Un problème de taille reste également l’emploi d’antibiotiques dans l’élevage d’animaux de rente. Dans certains pays, il est encore effectué à large échelle et de manière préventive, ainsi que comme facteur de croissance afin d’accélérer la prise de poids des animaux (une pratique interdite dans l’UE depuis 2006). Par exemple, la majorité (entre deux tiers à trois quarts) des ventes d’antibiotiques aux Etats-Unis est destinée à l’élevage, le reste à la médecine humaine.
L’utilisation d’antibiotiques comme facteurs de croissance dans l’alimentation animale est interdite dans l’UE depuis 2006. L’importation de produits animaux ou d’animaux ayant reçu des aliments médicamenteux n’est plus autorisée depuis 2022. Toutefois, l’utilisation d’antibiotiques en cas de maladie ou à des fins prophylactiques est permise pour autant qu’elle soit encadrée et non systématique.
Tous ces antibiotiques viennent en contact avec les très nombreuses bactéries (nocives ou inoffensives) qui résident dans l’environnement, dans les animaux et dans notre corps. Ceci accélère le développement de souches possédant des résistances et la transmission de ces dernières.
Quels sont les dommages provoqués par les résistances ?
La proportion importante de bactéries résistantes à un ou même à plusieurs antibiotiques pose des problèmes sanitaires et économiques significatifs. Une maladie infectieuse traitée avec un antibiotique inefficace va s’aggraver et générer des risques sanitaires: durée de maladie et traitement plus longue, prolongation de l’hospitalisation, complications. Elle pourra avoir une issue fatale, notamment en présence d’une bactérie résistante à tous les antibiotiques disponibles sur le marché.

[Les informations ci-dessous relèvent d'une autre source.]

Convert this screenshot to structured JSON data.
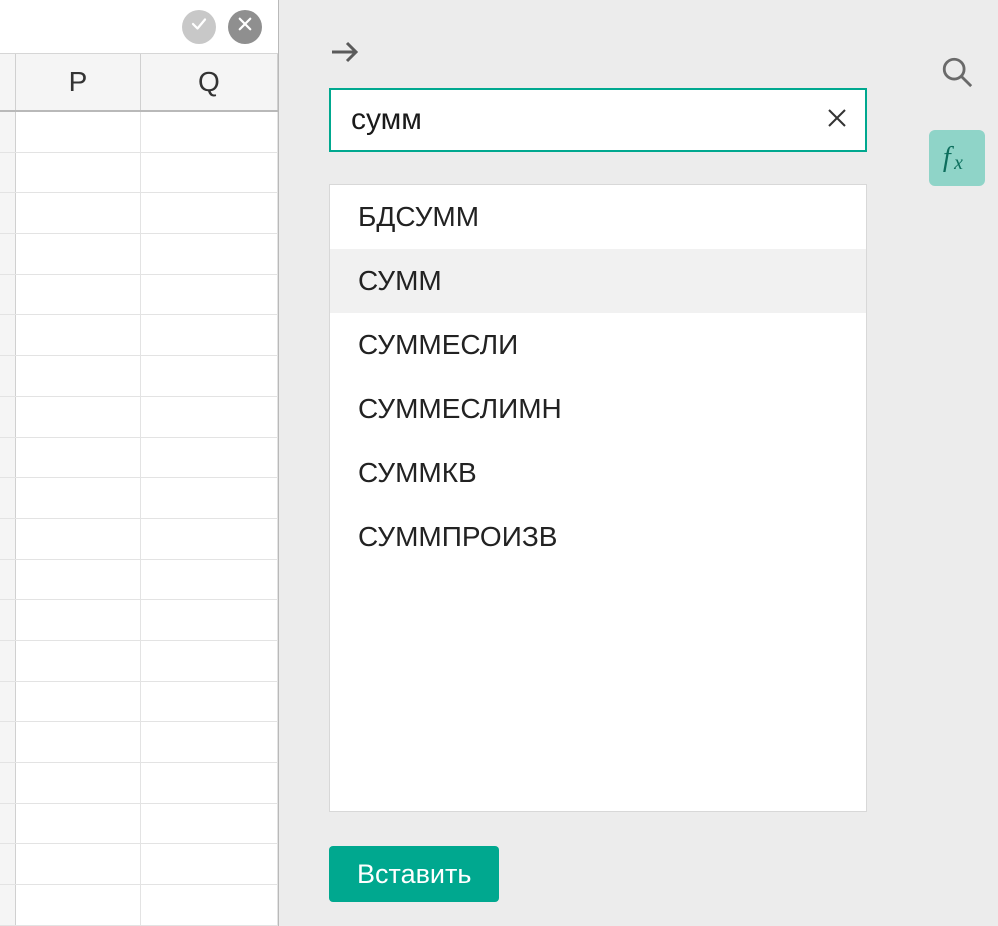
{
  "columns": {
    "p": "P",
    "q": "Q"
  },
  "search": {
    "value": "сумм"
  },
  "results": [
    {
      "label": "БДСУММ",
      "selected": false
    },
    {
      "label": "СУММ",
      "selected": true
    },
    {
      "label": "СУММЕСЛИ",
      "selected": false
    },
    {
      "label": "СУММЕСЛИМН",
      "selected": false
    },
    {
      "label": "СУММКВ",
      "selected": false
    },
    {
      "label": "СУММПРОИЗВ",
      "selected": false
    }
  ],
  "actions": {
    "insert": "Вставить"
  },
  "icons": {
    "confirm": "check",
    "cancel": "x",
    "collapse": "arrow-right",
    "clear": "x",
    "search": "magnifier",
    "fx": "fx"
  }
}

Dans le cas d’une utilisation prophylactique, par exemple lors d’une intervention chirurgicale ou d’une chimiothérapie, un antibiotique inefficace ne sera plus en mesure de prévenir des infections. Celles-ci exposeront les patients à des complications et pourront prolonger leur hospitalisation et mettre leur santé en danger. L’essor des résistances rend plus fréquentes et plus dangereuses les infections nosocomiales, qui surviennent lors d’un séjour à l’hôpital. Elles sont liées à la concentration de personnes malades infectés, à l’immunité affaiblie des patients ainsi qu’aux gestes de soins.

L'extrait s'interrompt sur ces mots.